There are only eight episodes, but each episode is about triple-length, so it works out equivalent to a two-cours series. I've watched three of these episodes so far. The anime is good, but it's not blowing me away. I should probably have mentioned the author of the manga earlier, but yeah, the mangaka is Urasawa Naoki. I think Monster is fantastic, and I enjoyed 20th Century Boys. Everything else he's written is critically acclaimed too, but I haven't read them. Honestly, I'm surely unqualified to provide more than a passing acknowledgment that a PLUTO anime exists, and you should probably give it a try to see for yourself rather than going off of anything I might say about it. Still, maybe I'll circle back after finishing the rest of it to tell y'all how it went.

Dated 3 October 2023: Sousou no Frieren is off to a great start

Frieren
I bet Frieren has a spell to stifle allergies.

The first four episodes of Sousou no Frieren (Frieren: Beyond Journey’s End, alternatively, Frieren at the Funeral) released simultaneously. These sorts of drops (and extended-length first episodes) seem more common recently, but the first four Frieren episodes break at natural points in the story, so they should be digestible for busy viewers trying to find time to watch them all. I suppose that's appropriate, as Frieren is very much about how people use the time they have, after all.

Fern
That's nice luggage, but it's less convenient than a rucksack.

As an elf, Frieren measures time on an entirely different scale than her human companions. For her, the 10-year adventure her party completes at the start of the story disappeared in a flash, as did the subsequent decades. I've been enjoying the ongoing manga's portrayal of how Frieren forces herself to value moments that she would normally regard as ephemeral. Through four episodes, the anime captures this mood perfectly. It's also beautifully animated. Naturally, I'm looking forward to the rest of its planned two-cours (not even split cours!) run. Don't get a lot of those anymore.

Fern and Frieren
Do your homework, Fern.

Fans of the Frieren manga have a lot to enjoy here, but what about newcomers unfamiliar with the source material? What can they expect? Aside from its different perspective on the otherwise familiar "defeat a demon lord" story, I also like its portrayal of magic as a discipline to be studied, taught, and improved upon from academic and engineering standpoints.

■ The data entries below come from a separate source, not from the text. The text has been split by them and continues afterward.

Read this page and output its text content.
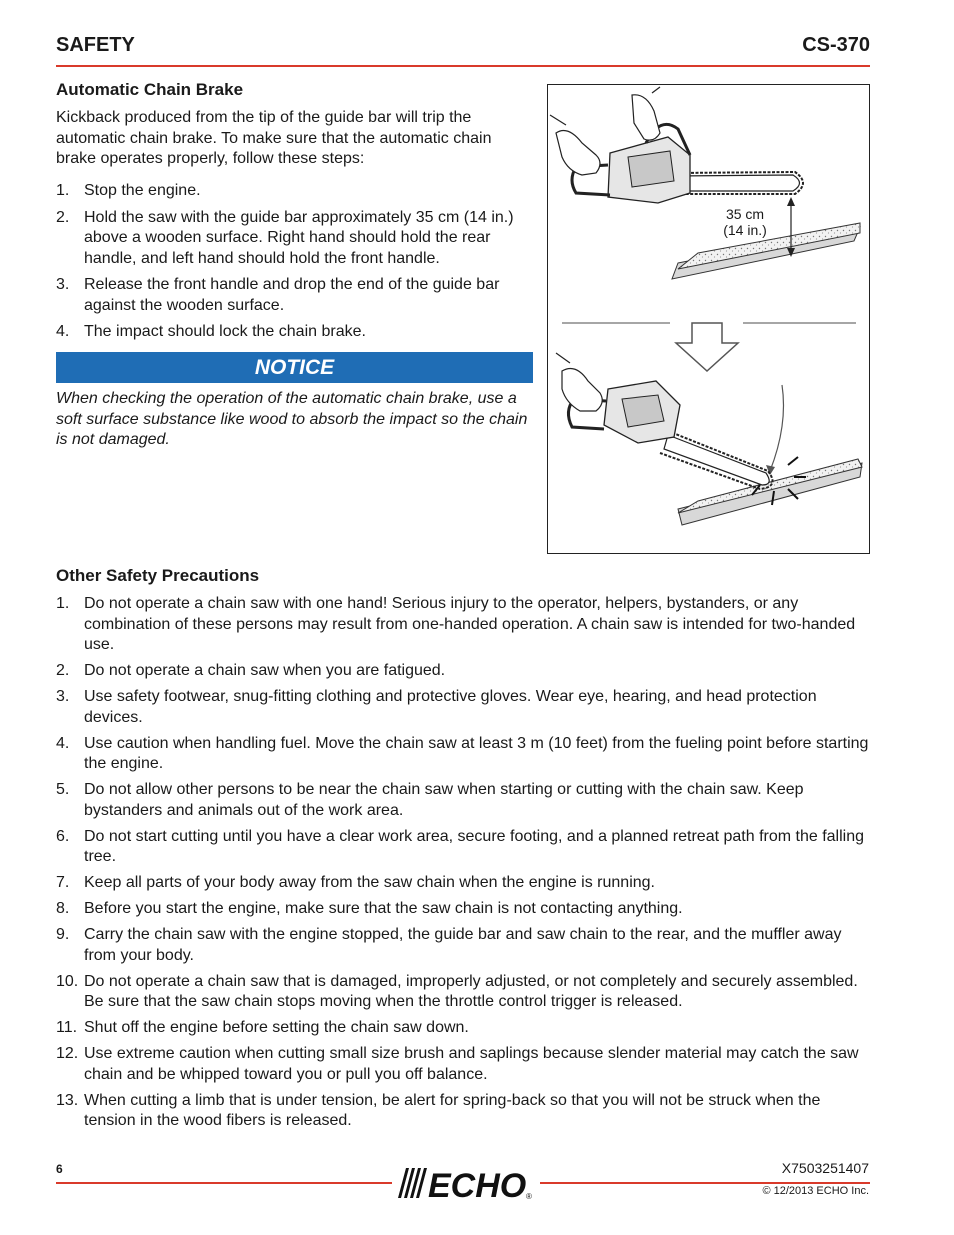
SAFETY	CS-370
Automatic Chain Brake
Kickback produced from the tip of the guide bar will trip the automatic chain brake. To make sure that the automatic chain brake operates properly, follow these steps:
1. Stop the engine.
2. Hold the saw with the guide bar approximately 35 cm (14 in.) above a wooden surface. Right hand should hold the rear handle, and left hand should hold the front handle.
3. Release the front handle and drop the end of the guide bar against the wooden surface.
4. The impact should lock the chain brake.
NOTICE
When checking the operation of the automatic chain brake, use a soft surface substance like wood to absorb the impact so the chain is not damaged.
35 cm
(14 in.)
Other Safety Precautions
1. Do not operate a chain saw with one hand! Serious injury to the operator, helpers, bystanders, or any combination of these persons may result from one-handed operation. A chain saw is intended for two-handed use.
2. Do not operate a chain saw when you are fatigued.
3. Use safety footwear, snug-fitting clothing and protective gloves. Wear eye, hearing, and head protection devices.
4. Use caution when handling fuel. Move the chain saw at least 3 m (10 feet) from the fueling point before starting the engine.
5. Do not allow other persons to be near the chain saw when starting or cutting with the chain saw. Keep bystanders and animals out of the work area.
6. Do not start cutting until you have a clear work area, secure footing, and a planned retreat path from the falling tree.
7. Keep all parts of your body away from the saw chain when the engine is running.
8. Before you start the engine, make sure that the saw chain is not contacting anything.
9. Carry the chain saw with the engine stopped, the guide bar and saw chain to the rear, and the muffler away from your body.
10. Do not operate a chain saw that is damaged, improperly adjusted, or not completely and securely assembled. Be sure that the saw chain stops moving when the throttle control trigger is released.
11. Shut off the engine before setting the chain saw down.
12. Use extreme caution when cutting small size brush and saplings because slender material may catch the saw chain and be whipped toward you or pull you off balance.
13. When cutting a limb that is under tension, be alert for spring-back so that you will not be struck when the tension in the wood fibers is released.
6	X7503251407
© 12/2013 ECHO Inc.
ECHO ®
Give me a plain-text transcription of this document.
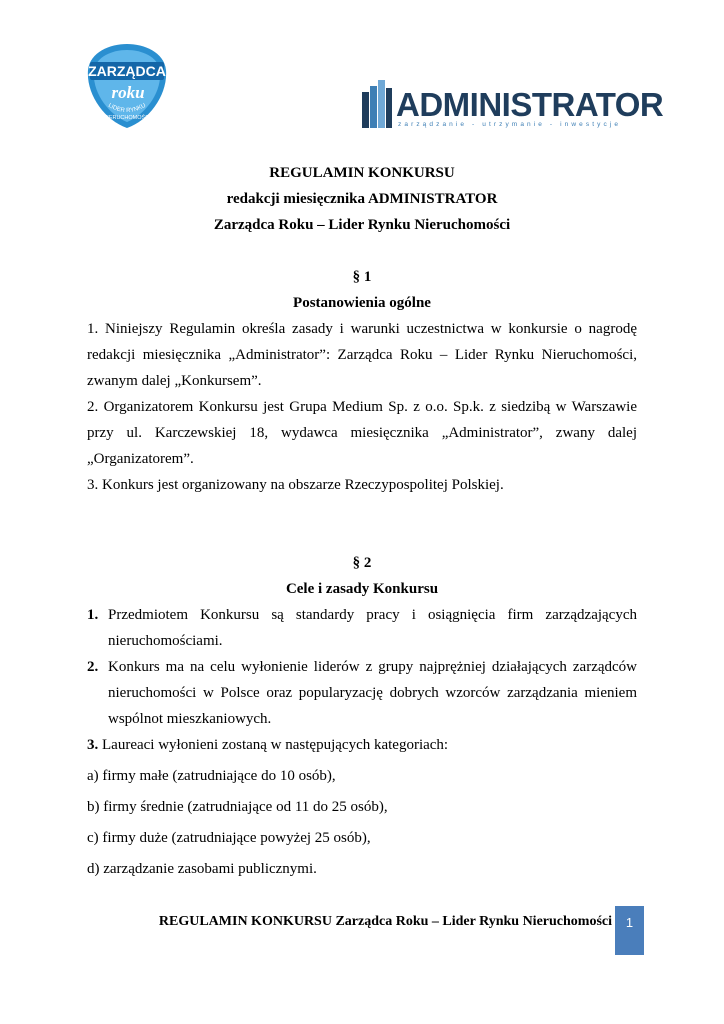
ZARZĄDCA
roku
LIDER RYNKU
NIERUCHOMOŚCI	ADMINISTRATOR
zarządzanie - utrzymanie - inwestycje
REGULAMIN KONKURSU
redakcji miesięcznika ADMINISTRATOR
Zarządca Roku – Lider Rynku Nieruchomości
§ 1
Postanowienia ogólne
1. Niniejszy Regulamin określa zasady i warunki uczestnictwa w konkursie o nagrodę redakcji miesięcznika „Administrator”: Zarządca Roku – Lider Rynku Nieruchomości, zwanym dalej „Konkursem”.
2. Organizatorem Konkursu jest Grupa Medium Sp. z o.o. Sp.k. z siedzibą w Warszawie przy ul. Karczewskiej 18, wydawca miesięcznika „Administrator”, zwany dalej „Organizatorem”.
3. Konkurs jest organizowany na obszarze Rzeczypospolitej Polskiej.
§ 2
Cele i zasady Konkursu
1. Przedmiotem Konkursu są standardy pracy i osiągnięcia firm zarządzających nieruchomościami.
2. Konkurs ma na celu wyłonienie liderów z grupy najprężniej działających zarządców nieruchomości w Polsce oraz popularyzację dobrych wzorców zarządzania mieniem wspólnot mieszkaniowych.
3. Laureaci wyłonieni zostaną w następujących kategoriach:
a) firmy małe (zatrudniające do 10 osób),
b) firmy średnie (zatrudniające od 11 do 25 osób),
c) firmy duże (zatrudniające powyżej 25 osób),
d) zarządzanie zasobami publicznymi.
REGULAMIN KONKURSU Zarządca Roku – Lider Rynku Nieruchomości	1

At the same time, Frieren's hobby of collecting quirky (occasionally useless) spells is also endearing.

Frieren
They fly now.

There's a recurring question in the series concerning the enjoyment of magic for its own sake. I appreciate that Sousou no Frieren includes this aspect alongside its depiction of magic as a vehicle for work, and as a weapon. Honestly, there's a lot to like in this series. I can't claim there's something for everyone, and perhaps not all viewers will enjoy it as much as I do, but I do recommend spending time with it.